Friday, January 1, 2021

WHO CALLED "PERRY?"

By L. Frank Baum
Author of The Lost Princess of Oz, The Boy Fortune Hunters in the Yucatan, Daughters of Destiny, etc.

Originally published in the Chicago Times-Herald, January 15, 1896. This transcription has been prepared from reprintings in Detroit Free Press, January 28, 1896, and the Buffalo Evening News, January 31, 1896, which differ slightly.


The Mystery of the Voice That Miraculously Saved a Traveler’s Life Though it Delayed Him.

It was nearly midnight when I boarded the train, and, entering the chair car, prepared to doze during the hours of my journey. “Call me at Perry,” I said to the conductor, as I surrendered my ticket, “for I may be asleep.”

He promised and I settled myself comfortably for my nap.

I don’t know how long I had slept, when some one shook me by the shoulder and shouted, “Perry!”

Opening my eyes I found the train was slowing up, and presently it came to a full stop. “Perry!” again shouted the voice in my ear. This time I sprang to my feet, seized my valise and stepped from the car to the platform just as the train glided away up the track.

I turned to look for the town and found myself confronted by a station agent holding a lantern.

“In which direction is the town?” I asked.

“Town!” he answered, in surprise; “there’s no town here.”

“Isn’t this Perry?”

“No; this is Head’s Crossing. Perry is twenty miles further on.”

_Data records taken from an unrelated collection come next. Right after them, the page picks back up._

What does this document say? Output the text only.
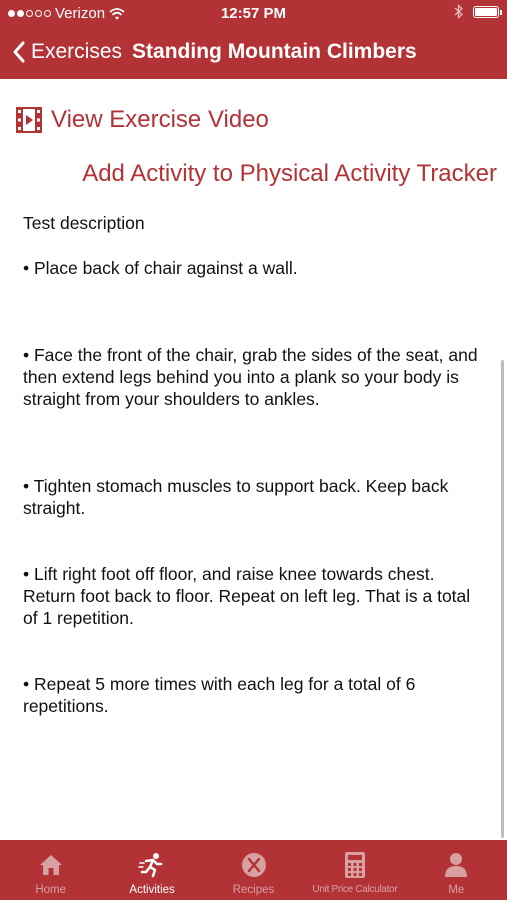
Verizon	12:57 PM
Exercises Standing Mountain Climbers
View Exercise Video
Add Activity to Physical Activity Tracker

Test description

• Place back of chair against a wall.

• Face the front of the chair, grab the sides of the seat, and then extend legs behind you into a plank so your body is straight from your shoulders to ankles.

• Tighten stomach muscles to support back. Keep back straight.

• Lift right foot off floor, and raise knee towards chest. Return foot back to floor. Repeat on left leg. That is a total of 1 repetition.

• Repeat 5 more times with each leg for a total of 6 repetitions.

Home	Activities	Recipes	Unit Price Calculator	Me
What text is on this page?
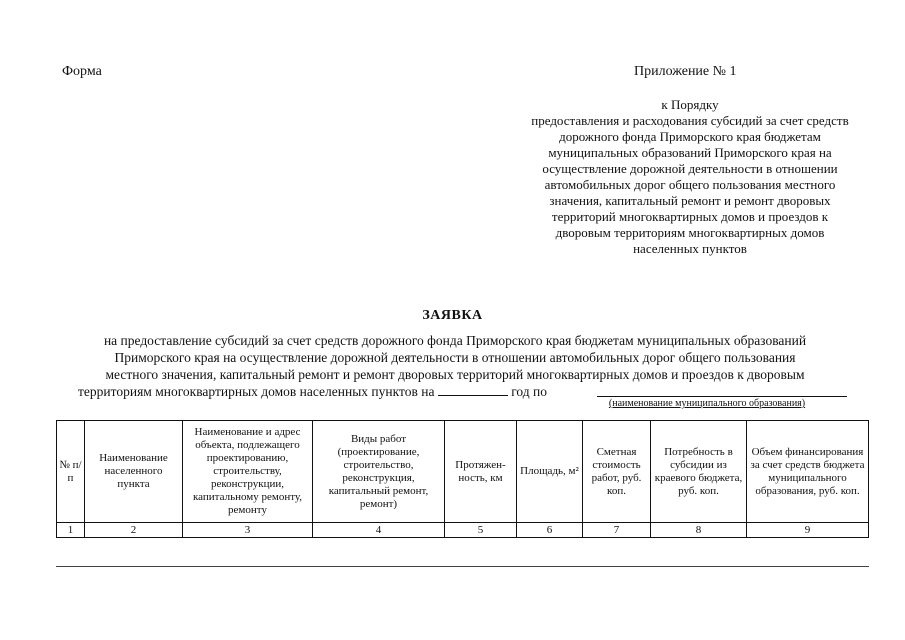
Форма	Приложение № 1
к Порядку
предоставления и расходования субсидий за счет средств
дорожного фонда Приморского края бюджетам
муниципальных образований Приморского края на
осуществление дорожной деятельности в отношении
автомобильных дорог общего пользования местного
значения, капитальный ремонт и ремонт дворовых
территорий многоквартирных домов и проездов к
дворовым территориям многоквартирных домов
населенных пунктов
ЗАЯВКА
на предоставление субсидий за счет средств дорожного фонда Приморского края бюджетам муниципальных образований
Приморского края на осуществление дорожной деятельности в отношении автомобильных дорог общего пользования
местного значения, капитальный ремонт и ремонт дворовых территорий многоквартирных домов и проездов к дворовым
территориям многоквартирных домов населенных пунктов на	год по
(наименование муниципального образования)
№ п/п	Наименование населенного пункта	Наименование и адрес объекта, подлежащего проектированию, строительству, реконструкции, капитальному ремонту, ремонту	Виды работ (проектирование, строительство, реконструкция, капитальный ремонт, ремонт)	Протяжен-ность, км	Площадь, м²	Сметная стоимость работ, руб. коп.	Потребность в субсидии из краевого бюджета, руб. коп.	Объем финансирования за счет средств бюджета муниципального образования, руб. коп.
1	2	3	4	5	6	7	8	9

“But the conductor,” I said, angry at my misadventure, “called Perry, and so I left the car. I shall report him to the superintendent.”

“The conductor was on the front car,” replied the man, “and you stepped from the rear car. He could not possibly have called you.”

“But some one shouted ‘Perry.’”

The agent looked at me incredulously and said nothing.

“Is there another train?” I asked.

“Not till morning.”

“Where can I sleep?”

“I’ll give you the cot in my office, if you like. The station is the only building within miles.”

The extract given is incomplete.